D’Andrea’s play A Full-Length Portrait of America premiered at the Actors Theater of Louisville as part of the Humana Festival of New American Plays and won ATL’s Great American Play Prize. D’Andrea’s play Bully won the CBS/Dramatists Guild Foundation Prize in 1987.

=== Nathan the Wise ===
In 2001, D’Andrea’s adaptation of Gotthold Lessing's classic on religious tolerance, Nathan The Wise, was produced in Washington D.C., and it met with critical acclaim. The Washington Post called the play “a parable for our times” that “brings warmth and humor to a tale of Muslim, Jew, and Christian in Crusade-ravaged 12-century Jerusalem.” WETA-TV called it “a new model of understanding among diverse groups.” Washington Jewish Week wrote that “[t]he play attains a measure of holiness in its quest for a bond among Jerusalem’s three great religions” and quoted D’Andrea as saying “I want to challenge people to transcend thinking in terms of the other in order to rethink in terms of commonality.” D’Andrea’s Nathan the Wise (which he wrote based on his wife Gisela D’Andrea’s translation of the original German Lessing play) was nominated for the Charles MacArthur Award for Outstanding New Play at the 2002 Helen Hayes Awards. Also in 2002, Nathan the Wise was filmed and produced as a 90-minute feature on PBS station WETA-TV.

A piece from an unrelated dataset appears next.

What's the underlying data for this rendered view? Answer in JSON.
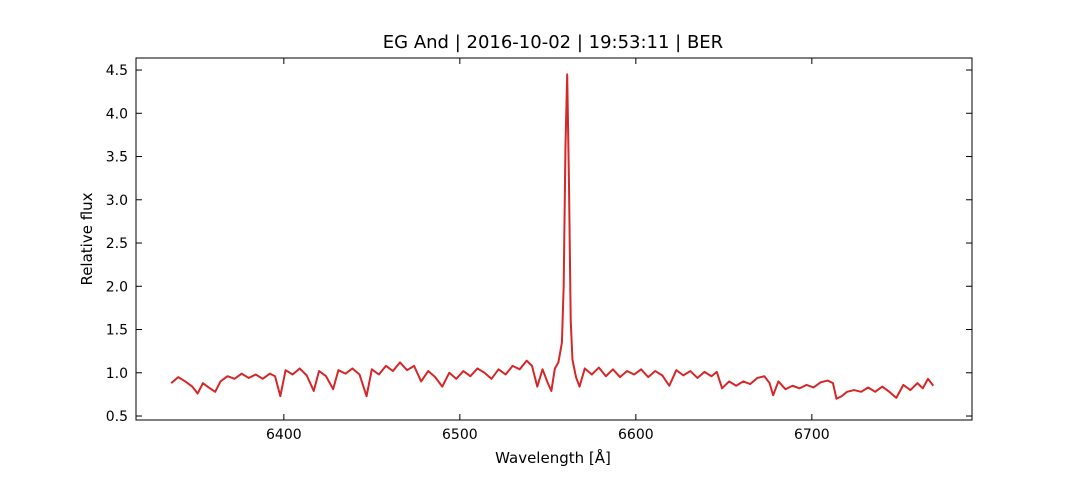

The Goethe Institute wrote that “D’Andrea's radical adaptation for the 21st century of Lessing's Nathan the Wise, centered on the idea of informed mutual respect, is taught in international conflict resolution courses both in the United States and abroad.” In 2003, the Vatican—in partnership with the Italian Ministry of Culture and Centro Dionysia—featured Nathan the Wise as the artistic centerpiece at an inter-religious conclave on tolerance. For this production, the play was translated into Italian as Nathan il Saggio, and the performance was aired on Italian state television, RAI. Universities across the country incorporate performances of Nathan the Wise into their religious tolerance initiatives. In 2006, F. Murray Abraham starred in a performance of Nathan the Wise. Noting that “21st century audiences warmly received” D’Andrea’s Nathan, Abraham stated that he believed “actors can have a role in diplomacy” and help “spread the message of peace” by performing in this play, because it presents a vision of characters from the “three great religions” able to “exist side by side.”

=== The Einstein Project and Two-Bit Taj Mahal ===
With Jon Klein, D’Andrea wrote the play The Einstein Project. It is published by Dramatists Play Service, which describes the play as “a highly theatrical journey into one of the most fascinating minds of the modern age.” In 2009, The Einstein Project was produced at the Berkshire Theater Festival. Playbill cites the Berkshire Theater Festival’s description of The Einstein Project as “a fascinating look at one of the titans of the 20th century: Albert Einstein. This truly unique theatrical experience seeks to humanize and contextualize a man that we all think we know. Through conversations with his son Edmund and his colleagues, we are able to truly visualize the man who, however reluctantly, ushered in the Atomic Age."

In 2008, D’Andrea’s play Two-Bit Taj Mahal premiered at Theater of the First Amendment in Washington, D.C. The Washington Post called the play “a ripping yarn, based on an unsolved FBI case, that shimmers with the enigmatic grandeur of a fairy tale.” The “unsolved FBI case” that The Washington Post referred to is a real event which D’Andrea researched by traveling to the American town of Skidmore, Missouri, where he interviewed the citizens who had voted to kill their local bully. Two-Bit Taj Mahal is published by Dramatic Publishing.

In 2014, Deadline Hollywood reported that D’Andrea’s one-act play Win Win had won the 2014 Writers Competition held by “Harvardwood, the Harvard University-sanctioned nonprofit.”